4 - Rester à sa place
Lorsque Tadesse vit la lumière pour la première fois, il avait chaud. Encore couvert de liquide, il sentit sous son petit corps noir une surface lisse, douce... et chaude.
— Tu es gentil.
C'était une voix humaine. Le cobra, dans l'œuf, avait entendu les pas résonner, vibrer. Instinctivement, il savait ce qu'il devait faire. Il ne mesurait que quelques centimètres, mais les glandes de Duvernnoy hypertrophiées qui lui donnaient l'air d'avoir une proie dans la gueule étaient prêtes à se contracter. La voix humaine répéta avec un petit rire :
— Tu es tout joli !
Le cobra écarta les mâchoires. L'instinct. Il n'avait que l'instinct. Or, l'instinct lui dictait qu'il n'aurait pas dû comprendre l'humaine. Ni se trouver au creux de sa main.
— Chut, on va dire que c'est un secret.
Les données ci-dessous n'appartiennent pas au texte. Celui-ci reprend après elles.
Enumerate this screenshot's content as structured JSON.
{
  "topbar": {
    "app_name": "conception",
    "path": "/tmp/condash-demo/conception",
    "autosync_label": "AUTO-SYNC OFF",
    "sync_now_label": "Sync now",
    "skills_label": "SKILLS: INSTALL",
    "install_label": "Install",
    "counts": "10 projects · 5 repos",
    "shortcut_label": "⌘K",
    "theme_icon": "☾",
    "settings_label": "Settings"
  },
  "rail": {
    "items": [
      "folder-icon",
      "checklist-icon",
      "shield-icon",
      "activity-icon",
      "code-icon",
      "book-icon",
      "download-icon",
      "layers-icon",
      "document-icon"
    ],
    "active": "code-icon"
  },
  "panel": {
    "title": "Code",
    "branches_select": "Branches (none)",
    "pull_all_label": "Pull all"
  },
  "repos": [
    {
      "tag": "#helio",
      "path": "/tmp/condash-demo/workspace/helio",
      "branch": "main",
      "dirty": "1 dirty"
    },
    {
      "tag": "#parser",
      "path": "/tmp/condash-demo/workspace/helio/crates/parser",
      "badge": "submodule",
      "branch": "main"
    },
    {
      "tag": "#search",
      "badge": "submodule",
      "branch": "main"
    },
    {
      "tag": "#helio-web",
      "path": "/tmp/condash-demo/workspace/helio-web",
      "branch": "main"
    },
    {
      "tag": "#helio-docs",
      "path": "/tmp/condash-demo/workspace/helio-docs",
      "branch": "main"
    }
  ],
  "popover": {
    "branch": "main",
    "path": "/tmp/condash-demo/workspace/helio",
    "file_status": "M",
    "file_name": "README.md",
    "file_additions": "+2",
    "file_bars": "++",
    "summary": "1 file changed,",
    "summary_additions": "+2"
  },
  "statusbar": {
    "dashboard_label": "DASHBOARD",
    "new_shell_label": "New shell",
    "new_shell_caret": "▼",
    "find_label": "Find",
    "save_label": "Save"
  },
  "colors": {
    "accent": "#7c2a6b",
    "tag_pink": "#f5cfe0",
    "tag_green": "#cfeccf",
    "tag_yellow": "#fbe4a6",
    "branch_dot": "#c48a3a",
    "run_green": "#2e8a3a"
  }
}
Âgoti a cassé tous les autres œufs, mais toi tu avais glissé !
L'humaine était allongée sous une sorte de grand voile transparent qui ondulait sous une brise rafraîchissante. Le cobra vit ses dents de lait, blanches, carrées. Les humains n'ont pas de venin dans la bouche. Ils ont du venin dans les mains et dans les pieds. C'était une toute petite humaine. Le cobra la vit lever un doigt qui atterrit avec la légèreté d'une plume sur sa tête plate et noire.
— Nana a une poule qui dort dans sa chambre. Moi, je pourrais avoir un serpent ? suggéra à haute voix la fillette. Tu veux bien ? Je vais t'appeler Tikuri Rasi... non... je vais t'appeler... Tinishi Fîlimi.
— Eva ! cria la voix claire et sévère d'une femme. Tu as fait toutes tes corvées ?
— Je sais ! murmura la fillette en s'asseyant avant de poser le cobra sur le matelas où elle se tenait allongée. Comme Âgoti a tué tous tes frères et sœurs sauf toi, c'est comme si tu avais vécu deux fois, déclara-t-elle avec la fermeté d'une enfant qui se conte une histoire.
Le petit cobra, étourdi, vit l'humaine relever la moustiquaire qui entourait le lit et bondir vers la cuisine :
— Tadesse ! C'est comme ça que je t'appellerai ! Bouge pas, je reviens !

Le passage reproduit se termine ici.